Auch 30 Jahren nach seiner Ermordung ist Thomas Sankara und sein revolutionäres Erbe nicht vergessen. Vier Jahre lang führte Sankara die Revolution in Burkina Faso und änderte das Land von Grund auf. Es wurden soziale und wirtschaftliche Reformen durchgeführt, die demokratische Mitwirkung der Menschen wurde erweitert.

Vor genau dreissig Jahren, am 15. Oktober 1987 um 16.00 Uhr in Ouagadougou, der Hauptstadt Burkina Fasos, im Gebäudekomplex der westafrikanischen Organisation Conseil de l’Entente sowie des burkinischen Regierungssitzes wurde Thomas Sankara, der Präsident des Landes, mitsamt seiner Leibgarde ermordet. Die tödliche Schiesserei war durch diejenigen angeordnet worden, die Sankara am nächsten standen. Am gleichen Tag verkündete eine selbsternannte «Volksfront», angeführt von Blaise Compaoré, Jean-Baptiste Lingani und Henri Zongo, die Machtübernahme mit dem Ziel, den Kurs der burkinischen Revolution zu «korrigieren», die angeblich durch Sankara verraten worden war. Kurze Zeit später liess Blaise Compaoré die zwei anderen, Lingani und Zongo, erschiessen und Hunderte von früheren MitkämpferInnen des ermordeten Präsidenten foltern und massakrieren. Die demokratische Volksrevolution, die vier Jahre zuvor ausgebrochen war, ging damit zu Ende. Die «Korrektur» war in Wirklichkeit nichts weiter als die Wiederherstellung des neokolonialen Regimes. Compaoré herrschte fortan als korrupter Autokrat, der mehrere Male durch Wahlfälschung wiedergewählt wurde, bis er schliesslich durch die zweite burkinische Revolution 2014 aus dem Amt gejagt wurde. Er wurde durch ein Volk entmachtet, das Thomas Sankara nicht vergessen hatte. Vielmehr ist er zu einer Art mythischen Figur, einem Symbol der revolutionären Hoffnung geworden.

Kolonie Obervolta
Vor der demokratischen Volksrevolution trug Burkina Faso den Namen Obervolta. Die ehemalige französische Kolonie Obervolta profitierte 1960 wie der grösste Teil des Kolonialbesitzes von Frankreich in Afrika von einer politischen «Unabhängigkeit», die von den Kolonialherren unter Wahrung der eigenen Interessen zugelassen wurde.

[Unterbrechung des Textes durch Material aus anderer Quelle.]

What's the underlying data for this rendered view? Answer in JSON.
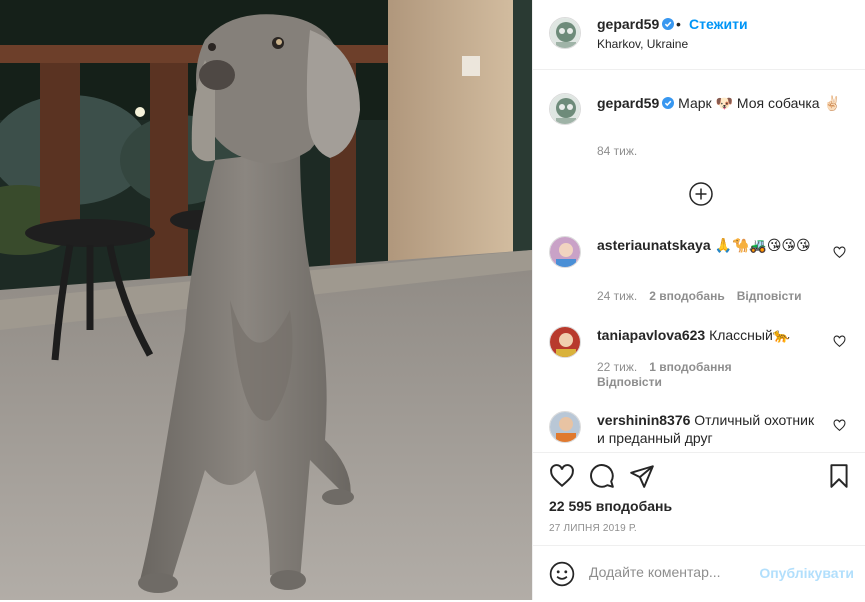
{
  "photo": {
    "alt_icon": "weimaraner-dog-photo"
  },
  "header": {
    "username": "gepard59",
    "separator": "•",
    "follow_label": "Стежити",
    "location": "Kharkov, Ukraine"
  },
  "caption": {
    "username": "gepard59",
    "text": "Марк 🐶 Моя собачка ✌🏻",
    "time": "84 тиж."
  },
  "comments": [
    {
      "username": "asteriaunatskaya",
      "text": "🙏🐪🚜😘😘😘",
      "time": "24 тиж.",
      "likes": "2 вподобань",
      "reply": "Відповісти"
    },
    {
      "username": "taniapavlova623",
      "text": "Классный🐆",
      "time": "22 тиж.",
      "likes": "1 вподобання",
      "reply": "Відповісти"
    },
    {
      "username": "vershinin8376",
      "text": "Отличный охотник и преданный друг",
      "time": "",
      "likes": "",
      "reply": ""
    }
  ],
  "actions": {
    "likes_count": "22 595 вподобань",
    "date": "27 ЛИПНЯ 2019 Р."
  },
  "add_comment": {
    "placeholder": "Додайте коментар...",
    "publish_label": "Опублікувати"
  },
  "colors": {
    "link_blue": "#0095f6",
    "publish_disabled": "#b2dffc",
    "muted": "#8e8e8e",
    "text": "#262626"
  }
}
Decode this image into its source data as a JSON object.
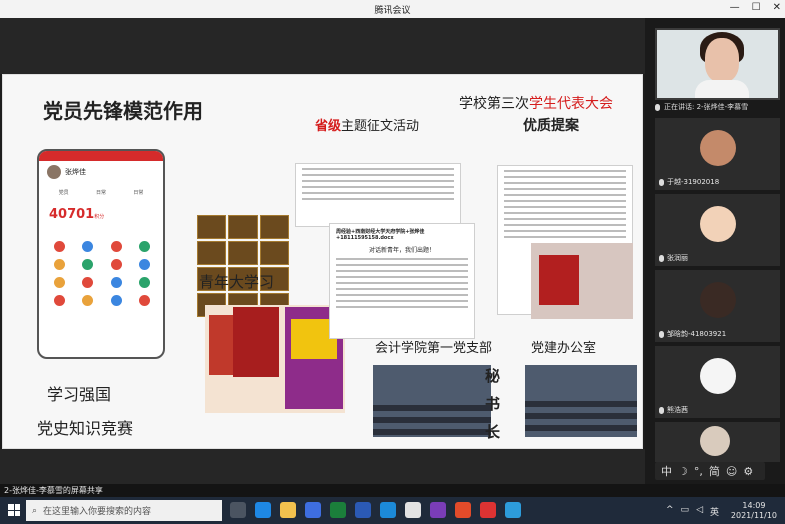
{
  "window": {
    "title": "腾讯会议"
  },
  "slide": {
    "heading_left": "党员先锋模范作用",
    "heading_mid_red": "省级",
    "heading_mid_rest": "主题征文活动",
    "heading_right_1a": "学校第三次",
    "heading_right_1b": "学生代表大会",
    "heading_right_2": "优质提案",
    "label_youth": "青年大学习",
    "label_study": "学习强国",
    "label_quiz": "党史知识竞赛",
    "label_branch": "会计学院第一党支部",
    "label_office": "党建办公室",
    "vertical": [
      "秘",
      "书",
      "长"
    ],
    "phone": {
      "name": "张烨佳",
      "tabs": [
        "党员",
        "日常",
        "日常"
      ],
      "score": "40701",
      "score_unit": "积分"
    },
    "doc_title": "周经验+西南财经大学天府学院+张烨佳+18111595158.docx",
    "doc_heading": "对话新青年，我们出题！"
  },
  "participants": [
    {
      "name": "正在讲话: 2-张烨佳-李慕雪",
      "role": "speaker"
    },
    {
      "name": "于越-31902018",
      "color": "#c48a6a"
    },
    {
      "name": "张润丽",
      "color": "#f2d2b8"
    },
    {
      "name": "邹晗韵-41803921",
      "color": "#3a2a24"
    },
    {
      "name": "熊浩茜",
      "color": "#f5f5f5"
    },
    {
      "name": "",
      "color": "#d9cbbd"
    }
  ],
  "share_bar": {
    "text": "2-张烨佳-李慕雪的屏幕共享"
  },
  "ime": {
    "items": [
      "中",
      "☽",
      "°,",
      "简",
      "☺",
      "⚙"
    ]
  },
  "taskbar": {
    "search_placeholder": "在这里输入你要搜索的内容",
    "time": "14:09",
    "date": "2021/11/10",
    "tray_lang": "英"
  }
}
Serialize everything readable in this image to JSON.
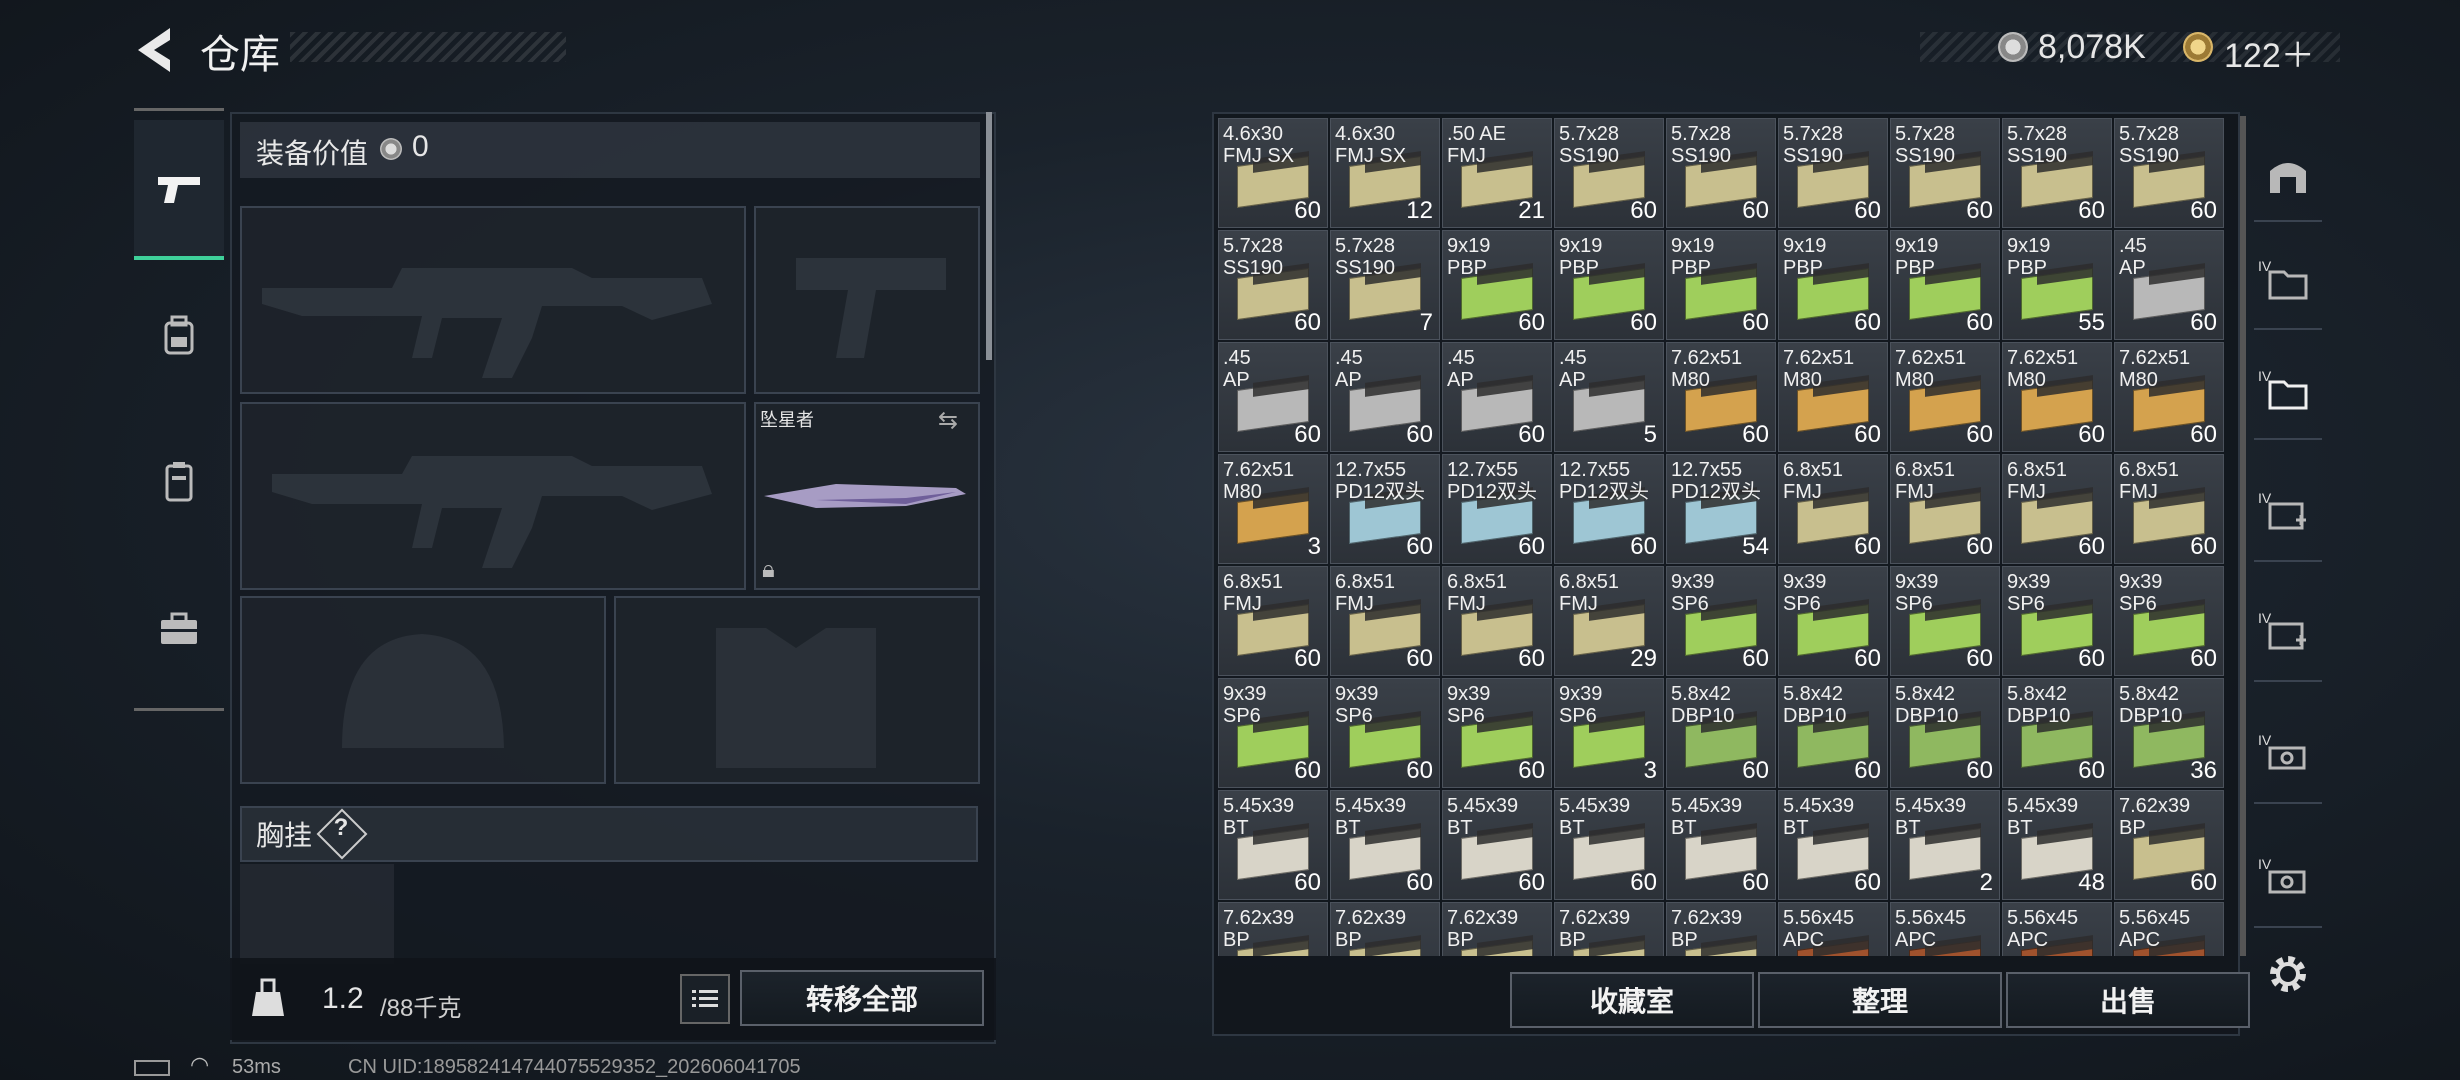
{
  "header": {
    "title": "仓库",
    "currency1": "8,078K",
    "currency2": "122＋"
  },
  "left_panel": {
    "equip_value_label": "装备价值",
    "equip_value": "0",
    "melee_name": "坠星者",
    "chest_label": "胸挂",
    "chest_help": "?",
    "weight_current": "1.2",
    "weight_max": "/88千克",
    "transfer_all": "转移全部"
  },
  "stash": {
    "items": [
      {
        "name": "4.6x30\nFMJ SX",
        "count": "60",
        "color": "#c8bf8e"
      },
      {
        "name": "4.6x30\nFMJ SX",
        "count": "12",
        "color": "#c8bf8e"
      },
      {
        "name": ".50 AE\nFMJ",
        "count": "21",
        "color": "#c8bf8e"
      },
      {
        "name": "5.7x28\nSS190",
        "count": "60",
        "color": "#c8bf8e"
      },
      {
        "name": "5.7x28\nSS190",
        "count": "60",
        "color": "#c8bf8e"
      },
      {
        "name": "5.7x28\nSS190",
        "count": "60",
        "color": "#c8bf8e"
      },
      {
        "name": "5.7x28\nSS190",
        "count": "60",
        "color": "#c8bf8e"
      },
      {
        "name": "5.7x28\nSS190",
        "count": "60",
        "color": "#c8bf8e"
      },
      {
        "name": "5.7x28\nSS190",
        "count": "60",
        "color": "#c8bf8e"
      },
      {
        "name": "5.7x28\nSS190",
        "count": "60",
        "color": "#c8bf8e"
      },
      {
        "name": "5.7x28\nSS190",
        "count": "7",
        "color": "#c8bf8e"
      },
      {
        "name": "9x19\nPBP",
        "count": "60",
        "color": "#9fce5c"
      },
      {
        "name": "9x19\nPBP",
        "count": "60",
        "color": "#9fce5c"
      },
      {
        "name": "9x19\nPBP",
        "count": "60",
        "color": "#9fce5c"
      },
      {
        "name": "9x19\nPBP",
        "count": "60",
        "color": "#9fce5c"
      },
      {
        "name": "9x19\nPBP",
        "count": "60",
        "color": "#9fce5c"
      },
      {
        "name": "9x19\nPBP",
        "count": "55",
        "color": "#9fce5c"
      },
      {
        "name": ".45\nAP",
        "count": "60",
        "color": "#b8b8b8"
      },
      {
        "name": ".45\nAP",
        "count": "60",
        "color": "#b8b8b8"
      },
      {
        "name": ".45\nAP",
        "count": "60",
        "color": "#b8b8b8"
      },
      {
        "name": ".45\nAP",
        "count": "60",
        "color": "#b8b8b8"
      },
      {
        "name": ".45\nAP",
        "count": "5",
        "color": "#b8b8b8"
      },
      {
        "name": "7.62x51\nM80",
        "count": "60",
        "color": "#d4a24e"
      },
      {
        "name": "7.62x51\nM80",
        "count": "60",
        "color": "#d4a24e"
      },
      {
        "name": "7.62x51\nM80",
        "count": "60",
        "color": "#d4a24e"
      },
      {
        "name": "7.62x51\nM80",
        "count": "60",
        "color": "#d4a24e"
      },
      {
        "name": "7.62x51\nM80",
        "count": "60",
        "color": "#d4a24e"
      },
      {
        "name": "7.62x51\nM80",
        "count": "3",
        "color": "#d4a24e"
      },
      {
        "name": "12.7x55\nPD12双头",
        "count": "60",
        "color": "#9ec6d4"
      },
      {
        "name": "12.7x55\nPD12双头",
        "count": "60",
        "color": "#9ec6d4"
      },
      {
        "name": "12.7x55\nPD12双头",
        "count": "60",
        "color": "#9ec6d4"
      },
      {
        "name": "12.7x55\nPD12双头",
        "count": "54",
        "color": "#9ec6d4"
      },
      {
        "name": "6.8x51\nFMJ",
        "count": "60",
        "color": "#c8bf8e"
      },
      {
        "name": "6.8x51\nFMJ",
        "count": "60",
        "color": "#c8bf8e"
      },
      {
        "name": "6.8x51\nFMJ",
        "count": "60",
        "color": "#c8bf8e"
      },
      {
        "name": "6.8x51\nFMJ",
        "count": "60",
        "color": "#c8bf8e"
      },
      {
        "name": "6.8x51\nFMJ",
        "count": "60",
        "color": "#c8bf8e"
      },
      {
        "name": "6.8x51\nFMJ",
        "count": "60",
        "color": "#c8bf8e"
      },
      {
        "name": "6.8x51\nFMJ",
        "count": "60",
        "color": "#c8bf8e"
      },
      {
        "name": "6.8x51\nFMJ",
        "count": "29",
        "color": "#c8bf8e"
      },
      {
        "name": "9x39\nSP6",
        "count": "60",
        "color": "#9fce5c"
      },
      {
        "name": "9x39\nSP6",
        "count": "60",
        "color": "#9fce5c"
      },
      {
        "name": "9x39\nSP6",
        "count": "60",
        "color": "#9fce5c"
      },
      {
        "name": "9x39\nSP6",
        "count": "60",
        "color": "#9fce5c"
      },
      {
        "name": "9x39\nSP6",
        "count": "60",
        "color": "#9fce5c"
      },
      {
        "name": "9x39\nSP6",
        "count": "60",
        "color": "#9fce5c"
      },
      {
        "name": "9x39\nSP6",
        "count": "60",
        "color": "#9fce5c"
      },
      {
        "name": "9x39\nSP6",
        "count": "60",
        "color": "#9fce5c"
      },
      {
        "name": "9x39\nSP6",
        "count": "3",
        "color": "#9fce5c"
      },
      {
        "name": "5.8x42\nDBP10",
        "count": "60",
        "color": "#8fb860"
      },
      {
        "name": "5.8x42\nDBP10",
        "count": "60",
        "color": "#8fb860"
      },
      {
        "name": "5.8x42\nDBP10",
        "count": "60",
        "color": "#8fb860"
      },
      {
        "name": "5.8x42\nDBP10",
        "count": "60",
        "color": "#8fb860"
      },
      {
        "name": "5.8x42\nDBP10",
        "count": "36",
        "color": "#8fb860"
      },
      {
        "name": "5.45x39\nBT",
        "count": "60",
        "color": "#d8d4c8"
      },
      {
        "name": "5.45x39\nBT",
        "count": "60",
        "color": "#d8d4c8"
      },
      {
        "name": "5.45x39\nBT",
        "count": "60",
        "color": "#d8d4c8"
      },
      {
        "name": "5.45x39\nBT",
        "count": "60",
        "color": "#d8d4c8"
      },
      {
        "name": "5.45x39\nBT",
        "count": "60",
        "color": "#d8d4c8"
      },
      {
        "name": "5.45x39\nBT",
        "count": "60",
        "color": "#d8d4c8"
      },
      {
        "name": "5.45x39\nBT",
        "count": "2",
        "color": "#d8d4c8"
      },
      {
        "name": "5.45x39\nBT",
        "count": "48",
        "color": "#d8d4c8"
      },
      {
        "name": "7.62x39\nBP",
        "count": "60",
        "color": "#c8bf8e"
      },
      {
        "name": "7.62x39\nBP",
        "count": "",
        "color": "#c8bf8e"
      },
      {
        "name": "7.62x39\nBP",
        "count": "",
        "color": "#c8bf8e"
      },
      {
        "name": "7.62x39\nBP",
        "count": "",
        "color": "#c8bf8e"
      },
      {
        "name": "7.62x39\nBP",
        "count": "",
        "color": "#c8bf8e"
      },
      {
        "name": "7.62x39\nBP",
        "count": "",
        "color": "#c8bf8e"
      },
      {
        "name": "5.56x45\nAPC",
        "count": "",
        "color": "#a0522d"
      },
      {
        "name": "5.56x45\nAPC",
        "count": "",
        "color": "#a0522d"
      },
      {
        "name": "5.56x45\nAPC",
        "count": "",
        "color": "#a0522d"
      },
      {
        "name": "5.56x45\nAPC",
        "count": "",
        "color": "#a0522d"
      }
    ],
    "buttons": {
      "vault": "收藏室",
      "sort": "整理",
      "sell": "出售"
    }
  },
  "footer": {
    "ping": "53ms",
    "uid": "CN UID:18958241474407552935​2_202606041705"
  }
}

Das Land blieb trotz seiner formalen Unabhängigkeit ökonomisch vollkommen abhängig von Frankreich und verblieb unter dessen fast unverhüllten politischen Kontrolle. Zwanzig Jahre nach seiner Etablierung als souveräner Staat war Obervolta eines der ärmsten Länder des Planeten. Ein kleines Land mit rund acht Millionen EinwohnerInnen, ohne Anschluss ans Meer, in der Sahelzone gelegen und von Desertifikation bedroht. Die Bevölkerung musste durchschnittlich mit einem Dollar pro Tag und Person auskommen, die Lebenserwartung lag bei 43 Jahren, 92 Prozent waren AnalphabetInnen. Die Menschen wurden heimgesucht von unzähligen Krankheiten, die meist komplett heilbar gewesen wären, wenn ein minimales Gesundheitssystem Bestand gehabt hätte, und litten konstant unter Nahrungsmangel. Das Land war politisch instabil und hatte mehrere Putsche wie auch Militärregimes hinter sich.

Beliebter Revolutionär
Am 4. August 1983 erlebte Obervolta einen weiteren militärischen Putsch. Was diesen jedoch radikal von den anderen unterschied, war, dass er den Beginn einer wirklichen Revolution begründete. Die Revolution vom 4. August brachte eine neue Regierung an die Macht, den Nationalen Revolutionsrat (CNR), sowie einen neuen Staatschef: Thomas Sankara. Er war Hauptmann in der voltaischen Armee mit einer politisch marxistischen Ausbildung (die in all seinen Reden deutlich wird durch zahlreiche Anspielungen auf die KlassikerInnen des Marxismus) und engagierte sich im geheimen Regroupement des officiers communistes (dt.: Zusammenschluss der kommunistischen Offiziere). Sankara wurde auch sehr populär durch seine kurze Zeit als Informationsminister; er trat rasch wieder zurück aus Protest gegen die Verletzung des Streikrechts durch die Regierung. In der folgenden Regierung wurde er sogar Premierminister, wobei er versuchte, dieser eine progressive Richtung zu geben. Er zeigte sich antiimperialistisch, demokratisch und revolutionär, stellte sich gegen die Korruption und pflegte eine einfache und dem Volk verständliche Sprache. Schliesslich gelangte dieser Mann an die Spitze einer neuen, revolutionären Regierung.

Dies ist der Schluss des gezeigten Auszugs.